In Mullan’s legal opinion, there should be a consultative process between the Dean and Senate before a decision is made to cut or suspend admissions to an academic program.

“The University continues to invoke Kelly’s opinion as though Mullan’s doesn’t exist,” Jones said.

While the motion was passed, not all Senators agree with the outcome. Dean of the Faculty of Law Bill Flanagan was one member of Senate who voted against the motion.

“I didn’t support the motion because I didn’t think it was necessary that we get another opinion,” he said.

“I don’t think it’s likely that we’ll get an opinion that will shed a new light on it.”

Flanagan said he believes the dean of Arts and Science had the authority to suspend admissions to the Fine Arts program.

“My position is that ultimately, the suspension of enrolment is a decision to be made by the dean, but with a due consultative process,” he said.

Flanagan was also concerned with the money this will cost the University.

“I do not think the principal should be spending additional resources to get another legal opinion,” he said.

Students protest outside meeting

Eight students protested outside of Queen’s Senate on Tuesday in support the Fine Art program.

On Nov. 9, students were informed via email that BFA admissions will be suspended until the 2012-13 academic year. The administration’s decision was met with criticism from students and the AMS.

At Tuesday’s meeting, Senate brought forward a motion to hire an external lawyer who will evaluate the University’s decision.

Protester Andreas Reichelt said the demonstration was meant to bring awareness to the state of Queen’s academics and the administration’s decision-making process.

“I’m not directly impacted [by the suspension], but that’s sort of the larger point,” Reichelt, PhD ’14, said. “If we each fight for things that directly impact us, we won’t be able to achieve change.”

Like many of the protesters, Reichelt is also a member of Occupy Queen’s. The movement first came to campus in early February.

Protesters held signs and asked Senators to be aware of student needs. They entered the Robert Sutherland building at 3 p.m. and attended the entire Senate meeting

Protester Nan Chen said students aren’t being fairly represented in the decision-making process.

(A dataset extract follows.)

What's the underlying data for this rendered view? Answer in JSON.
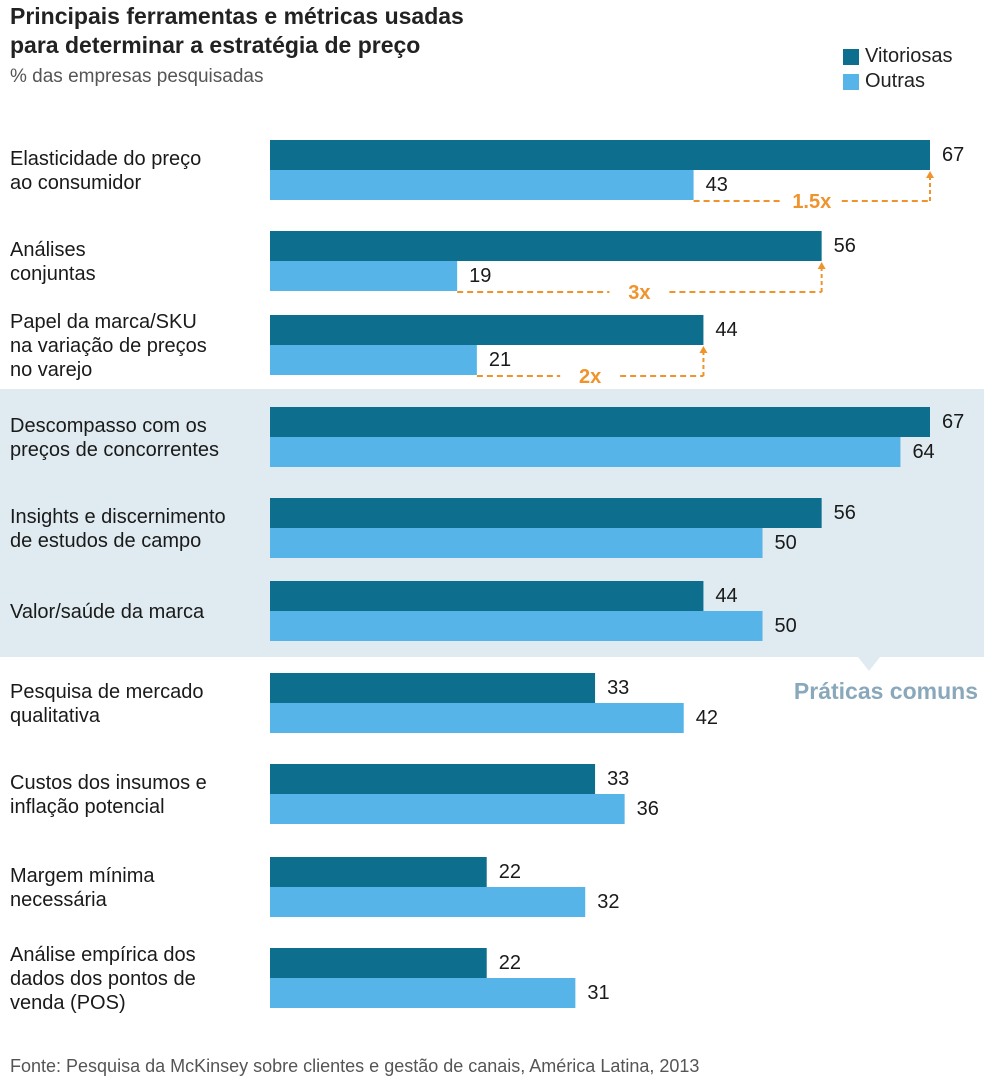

“What I’m hoping is that people here at Queen’s, the governing bodies, the students become more critical of the power differentials that we have at Queen’s,” Chen, ConEd ’14, said.

He said protesters are planning upcoming campaigns to continue the BFA discussion — it will include theatre productions and social media.

“I feel like there’s still hope because things are always changing,” Chen said. “What we’re trying to do is to put the power back in the hands of the people who don’t have it.”